La première est que la mobilité constitue un véritable espace d’apprentissage global où se développent simultanément les compétences scientifiques, linguistiques, interculturelles et professionnelles.
La deuxième est que les acquis les plus précieux sont souvent les moins visibles. L’adaptabilité, l’esprit critique, l’intelligence relationnelle, la capacité à collaborer dans des contextes multiculturels ou encore la résilience sont aujourd’hui des compétences déterminantes pour évoluer dans un monde en constante mutation.
Enfin, j’ai souligné que les réseaux construits au cours des mobilités représentent un capital durable. Les relations développées avec d’autres étudiants, chercheurs, universités et institutions deviennent souvent les fondations de futures collaborations scientifiques, professionnelles ou entrepreneuriales.
Transformer les expériences individuelles en impact collectif
Au-delà des bénéfices personnels, une question fondamentale mérite d’être posée :
Comment faire en sorte que les compétences acquises grâce aux mobilités internationales bénéficient durablement aux institutions et aux communautés d’origine ?
En tant qu’ancien membre du Conseil d’administration de l’African Students and Alumni Forum (ASAF) et fondateur de la Youth Alliance for Agroecology and Climate (YAAC), je défends une conviction forte : le véritable succès d’un programme de mobilité ne se mesure pas uniquement au nombre de diplômés qu’il forme, mais à sa capacité à produire un effet multiplicateur au sein des territoires.
Pour y parvenir, plusieurs conditions apparaissent essentielles :
- créer des mécanismes permettant aux alumni de partager et transmettre les compétences acquises ;
- renforcer les partenariats entre les anciens bénéficiaires, les universités et les institutions nationales ;
- soutenir financièrement non seulement les mobilités elles-mêmes, mais également les initiatives de diffusion des connaissances, de mentorat et d’accompagnement des jeunes.

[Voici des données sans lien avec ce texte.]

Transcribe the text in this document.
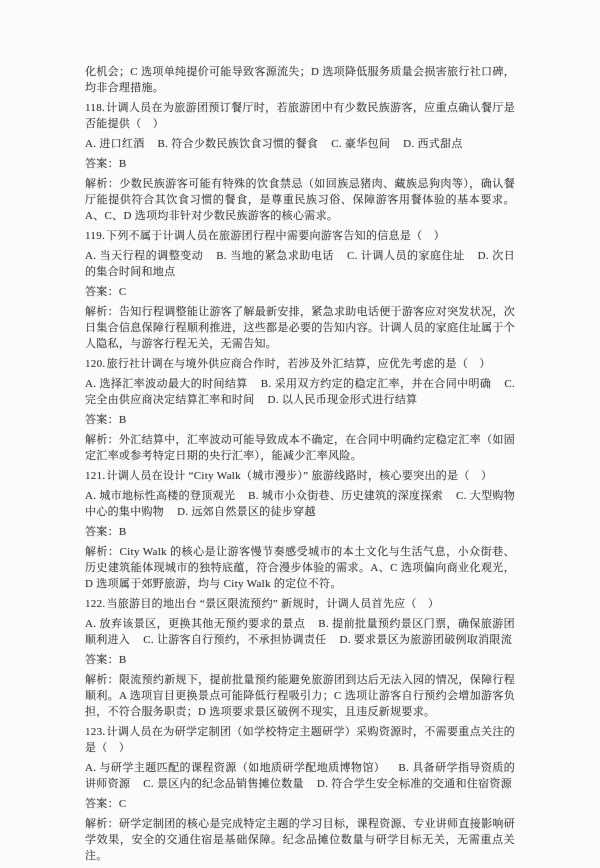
化机会；C 选项单纯提价可能导致客源流失；D 选项降低服务质量会损害旅行社口碑，均非合理措施。

118.计调人员在为旅游团预订餐厅时，若旅游团中有少数民族游客，应重点确认餐厅是否能提供（　）

A. 进口红酒 B. 符合少数民族饮食习惯的餐食 C. 豪华包间 D. 西式甜点

答案：B

解析：少数民族游客可能有特殊的饮食禁忌（如回族忌猪肉、藏族忌狗肉等），确认餐厅能提供符合其饮食习惯的餐食，是尊重民族习俗、保障游客用餐体验的基本要求。A、C、D 选项均非针对少数民族游客的核心需求。

119.下列不属于计调人员在旅游团行程中需要向游客告知的信息是（　）

A. 当天行程的调整变动 B. 当地的紧急求助电话 C. 计调人员的家庭住址 D. 次日的集合时间和地点

答案：C

解析：告知行程调整能让游客了解最新安排，紧急求助电话便于游客应对突发状况，次日集合信息保障行程顺利推进，这些都是必要的告知内容。计调人员的家庭住址属于个人隐私，与游客行程无关，无需告知。

120.旅行社计调在与境外供应商合作时，若涉及外汇结算，应优先考虑的是（　）

A. 选择汇率波动最大的时间结算 B. 采用双方约定的稳定汇率，并在合同中明确 C. 完全由供应商决定结算汇率和时间 D. 以人民币现金形式进行结算

答案：B

解析：外汇结算中，汇率波动可能导致成本不确定，在合同中明确约定稳定汇率（如固定汇率或参考特定日期的央行汇率），能减少汇率风险。

121.计调人员在设计 “City Walk（城市漫步）” 旅游线路时，核心要突出的是（　）

A. 城市地标性高楼的登顶观光 B. 城市小众街巷、历史建筑的深度探索 C. 大型购物中心的集中购物 D. 远郊自然景区的徒步穿越

答案：B

解析：City Walk 的核心是让游客慢节奏感受城市的本土文化与生活气息，小众街巷、历史建筑能体现城市的独特底蕴，符合漫步体验的需求。A、C 选项偏向商业化观光，D 选项属于郊野旅游，均与 City Walk 的定位不符。

122.当旅游目的地出台 “景区限流预约” 新规时，计调人员首先应（　）

A. 放弃该景区，更换其他无预约要求的景点 B. 提前批量预约景区门票，确保旅游团顺利进入 C. 让游客自行预约，不承担协调责任 D. 要求景区为旅游团破例取消限流

答案：B

解析：限流预约新规下，提前批量预约能避免旅游团到达后无法入园的情况，保障行程顺利。A 选项盲目更换景点可能降低行程吸引力；C 选项让游客自行预约会增加游客负担，不符合服务职责；D 选项要求景区破例不现实，且违反新规要求。

123.计调人员在为研学定制团（如学校特定主题研学）采购资源时，不需要重点关注的是（　）

A. 与研学主题匹配的课程资源（如地质研学配地质博物馆） B. 具备研学指导资质的讲师资源 C. 景区内的纪念品销售摊位数量 D. 符合学生安全标准的交通和住宿资源

答案：C

解析：研学定制团的核心是完成特定主题的学习目标，课程资源、专业讲师直接影响研学效果，安全的交通住宿是基础保障。纪念品摊位数量与研学目标无关，无需重点关注。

Construire des écosystèmes favorables au changement
Le retour dans son pays d’origine constitue souvent une étape aussi exigeante que le départ.
Les jeunes diplômés sont parfois confrontés à des environnements institutionnels fortement hiérarchisés où l’innovation peine à trouver sa place. Dans ces contextes, le changement ne peut reposer sur les efforts d’un individu isolé.

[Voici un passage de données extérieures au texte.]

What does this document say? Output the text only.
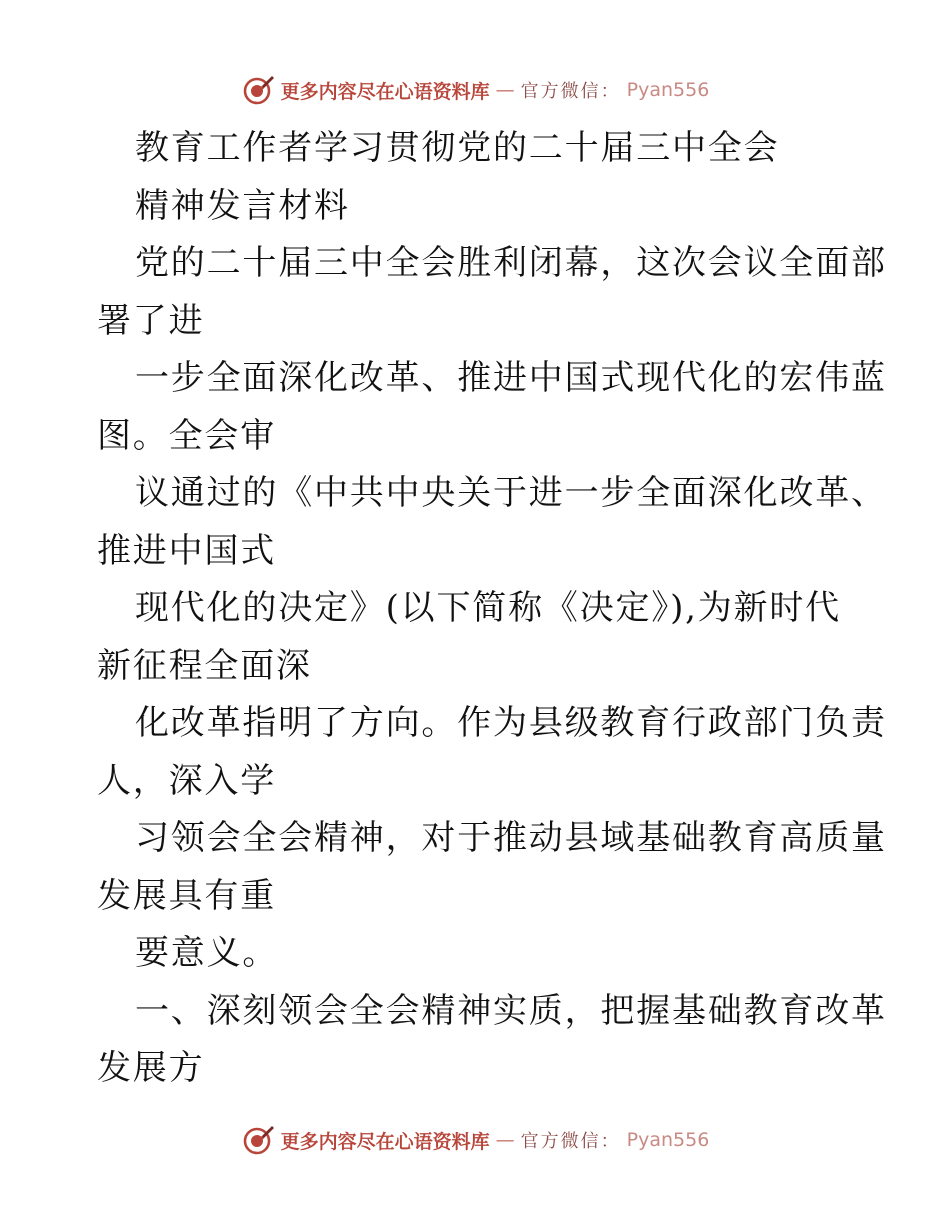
更多内容尽在心语资料库 — 官方微信： Pyan556
教育工作者学习贯彻党的二十届三中全会
精神发言材料
党的二十届三中全会胜利闭幕，这次会议全面部
署了进
一步全面深化改革、推进中国式现代化的宏伟蓝
图。全会审
议通过的《中共中央关于进一步全面深化改革、
推进中国式
现代化的决定》(以下简称《决定》),为新时代
新征程全面深
化改革指明了方向。作为县级教育行政部门负责
人，深入学
习领会全会精神，对于推动县域基础教育高质量
发展具有重
要意义。
一、深刻领会全会精神实质，把握基础教育改革
发展方
更多内容尽在心语资料库 — 官方微信： Pyan556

Il se construit grâce à des réseaux solides, des alliances stratégiques et des espaces permanents de dialogue, de coopération et de co-construction.

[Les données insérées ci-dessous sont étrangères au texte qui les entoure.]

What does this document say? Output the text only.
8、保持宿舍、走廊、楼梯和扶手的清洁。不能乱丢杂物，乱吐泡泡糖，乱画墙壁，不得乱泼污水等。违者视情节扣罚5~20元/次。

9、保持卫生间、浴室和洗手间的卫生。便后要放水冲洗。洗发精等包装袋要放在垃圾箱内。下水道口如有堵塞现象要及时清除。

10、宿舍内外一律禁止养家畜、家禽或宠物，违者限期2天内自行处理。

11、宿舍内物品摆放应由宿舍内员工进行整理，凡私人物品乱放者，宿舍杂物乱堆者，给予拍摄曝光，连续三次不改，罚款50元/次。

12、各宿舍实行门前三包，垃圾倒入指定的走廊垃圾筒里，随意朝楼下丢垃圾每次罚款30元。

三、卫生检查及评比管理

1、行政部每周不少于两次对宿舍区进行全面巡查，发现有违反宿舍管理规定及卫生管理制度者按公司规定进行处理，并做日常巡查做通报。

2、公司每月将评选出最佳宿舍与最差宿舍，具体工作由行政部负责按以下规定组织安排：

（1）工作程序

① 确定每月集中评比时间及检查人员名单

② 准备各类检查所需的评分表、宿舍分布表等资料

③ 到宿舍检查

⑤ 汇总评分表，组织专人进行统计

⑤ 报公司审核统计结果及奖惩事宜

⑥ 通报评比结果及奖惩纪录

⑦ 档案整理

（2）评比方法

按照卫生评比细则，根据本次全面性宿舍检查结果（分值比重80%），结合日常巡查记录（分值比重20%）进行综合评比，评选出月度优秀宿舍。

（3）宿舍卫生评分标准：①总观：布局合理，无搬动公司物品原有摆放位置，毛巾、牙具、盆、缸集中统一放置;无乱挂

C’est précisément en renforçant ces dynamiques collectives que les compétences acquises à l’international peuvent devenir un véritable moteur de transformation pour les institutions et les sociétés africaines.
Investir dans les personnes pour transformer les territoires
Les programmes de mobilité internationale constituent aujourd’hui l’un des investissements les plus prometteurs pour le développement du continent.
Ils ne devraient pas seulement former des diplômés ou financer des séjours académiques. Ils devraient permettre de former des leaders, des innovateurs et des acteurs capables de transmettre leurs connaissances, d’inspirer leur entourage et de renforcer durablement les capacités de leurs communautés.
Parce qu’au final, la réussite d’une mobilité ne se mesure pas uniquement au diplôme obtenu, mais à l’impact qu’elle génère une fois de retour au service du développement de son pays.